Unless you prevent bees from hitting the back wall, what it there about swarming?

Anyways, there are always specific problems to solve either harvesting in spring/summer/fall/winter.
To each his/her own.


----------



## Yunzow (Mar 16, 2017)

Hey, what do you mean by "seams"?



gww said:


> A general rule of thumb that I have read is to count your seams of bees. Leave at least one full comb of stores per seam min and more then two combs per seam of bees is a waste.
> I am only starting my third summer.
> Cheers
> gww


----------



## gww (Feb 14, 2015)

I realized that this is the top bar forum after I had posted. In a lang hive, seams would be when looking down between the frames top and bottom, the full of bees ones would be considered seams. It can be transferred to when you pull a comb and it has bees completely covering both sides, you could consider this the same as a seam.
Clear as mud, right?
Cheers
gww


----------



## GregB (Dec 26, 2017)

For true deep horizontals (Layens/Ukrainian), for winter you only leave frames covered by the bees.
That's it.
Any frame not covered by the bees - you move it outside of the division board for spring use OR take to storage OR harvest for yourself.
All my hives went into the last winter on 5-6 bars max.

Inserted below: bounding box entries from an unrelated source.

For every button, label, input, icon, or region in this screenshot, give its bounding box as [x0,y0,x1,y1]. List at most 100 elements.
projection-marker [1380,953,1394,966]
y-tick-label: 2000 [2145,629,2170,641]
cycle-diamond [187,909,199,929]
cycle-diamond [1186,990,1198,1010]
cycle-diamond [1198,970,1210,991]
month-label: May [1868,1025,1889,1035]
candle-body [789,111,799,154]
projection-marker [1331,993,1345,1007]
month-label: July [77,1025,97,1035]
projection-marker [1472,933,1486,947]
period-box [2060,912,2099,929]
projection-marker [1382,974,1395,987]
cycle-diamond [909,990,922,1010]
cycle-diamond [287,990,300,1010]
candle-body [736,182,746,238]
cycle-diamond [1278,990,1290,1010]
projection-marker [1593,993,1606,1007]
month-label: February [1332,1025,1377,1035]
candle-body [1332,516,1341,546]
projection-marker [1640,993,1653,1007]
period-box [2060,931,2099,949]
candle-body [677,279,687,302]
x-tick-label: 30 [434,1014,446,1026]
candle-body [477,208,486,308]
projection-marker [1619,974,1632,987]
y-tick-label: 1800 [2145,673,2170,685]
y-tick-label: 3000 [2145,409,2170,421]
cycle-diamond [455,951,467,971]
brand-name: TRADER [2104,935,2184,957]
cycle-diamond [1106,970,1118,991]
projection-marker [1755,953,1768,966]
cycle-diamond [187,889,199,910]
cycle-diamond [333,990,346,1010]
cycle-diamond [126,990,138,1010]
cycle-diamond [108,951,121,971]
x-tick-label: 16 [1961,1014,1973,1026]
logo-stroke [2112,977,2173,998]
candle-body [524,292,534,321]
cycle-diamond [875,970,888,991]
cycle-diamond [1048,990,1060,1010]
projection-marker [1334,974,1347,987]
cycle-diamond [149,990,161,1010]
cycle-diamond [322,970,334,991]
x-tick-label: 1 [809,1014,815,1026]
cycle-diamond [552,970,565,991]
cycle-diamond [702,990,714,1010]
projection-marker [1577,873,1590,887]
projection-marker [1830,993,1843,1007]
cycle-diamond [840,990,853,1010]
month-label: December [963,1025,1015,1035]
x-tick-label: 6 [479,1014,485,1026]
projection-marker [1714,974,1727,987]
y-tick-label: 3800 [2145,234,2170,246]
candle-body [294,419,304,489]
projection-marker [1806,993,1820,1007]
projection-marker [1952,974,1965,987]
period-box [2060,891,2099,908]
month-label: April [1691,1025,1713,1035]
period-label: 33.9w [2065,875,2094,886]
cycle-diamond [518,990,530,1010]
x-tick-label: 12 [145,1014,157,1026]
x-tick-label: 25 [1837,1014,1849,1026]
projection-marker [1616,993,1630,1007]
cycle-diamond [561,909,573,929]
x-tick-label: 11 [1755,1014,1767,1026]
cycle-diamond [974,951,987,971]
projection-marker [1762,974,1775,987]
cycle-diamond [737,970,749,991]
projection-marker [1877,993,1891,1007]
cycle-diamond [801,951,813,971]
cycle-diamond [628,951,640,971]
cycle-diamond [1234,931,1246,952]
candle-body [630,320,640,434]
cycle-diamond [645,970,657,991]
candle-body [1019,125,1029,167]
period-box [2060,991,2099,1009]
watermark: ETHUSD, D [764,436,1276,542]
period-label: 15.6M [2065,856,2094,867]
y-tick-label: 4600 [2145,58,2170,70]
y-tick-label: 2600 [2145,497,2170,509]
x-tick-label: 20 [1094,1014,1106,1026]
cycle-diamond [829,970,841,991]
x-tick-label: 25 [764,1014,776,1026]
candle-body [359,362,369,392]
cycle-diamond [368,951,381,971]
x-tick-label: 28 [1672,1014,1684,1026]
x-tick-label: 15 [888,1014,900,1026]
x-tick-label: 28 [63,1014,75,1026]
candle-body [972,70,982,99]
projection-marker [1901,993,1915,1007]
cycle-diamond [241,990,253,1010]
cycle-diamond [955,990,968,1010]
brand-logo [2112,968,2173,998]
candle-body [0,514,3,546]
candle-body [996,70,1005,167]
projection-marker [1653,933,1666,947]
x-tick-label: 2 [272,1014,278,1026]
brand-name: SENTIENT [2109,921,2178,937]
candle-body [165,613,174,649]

This is not a good formula for true TBH due to smaller/shallow combs, to be sure. Just for a context.


----------



## Yunzow (Mar 16, 2017)

I guess that sort of makes sense. Just trying to guesstimate how many bees there are.


gww said:


> I realized that this is the top bar forum after I had posted. In a lang hive, seams would be when looking down between the frames top and bottom, the full of bees ones would be considered seams. It can be transferred to when you pull a comb and it has bees completely covering both sides, you could consider this the same as a seam.
> Clear as mud, right?
> Cheers
> gww


----------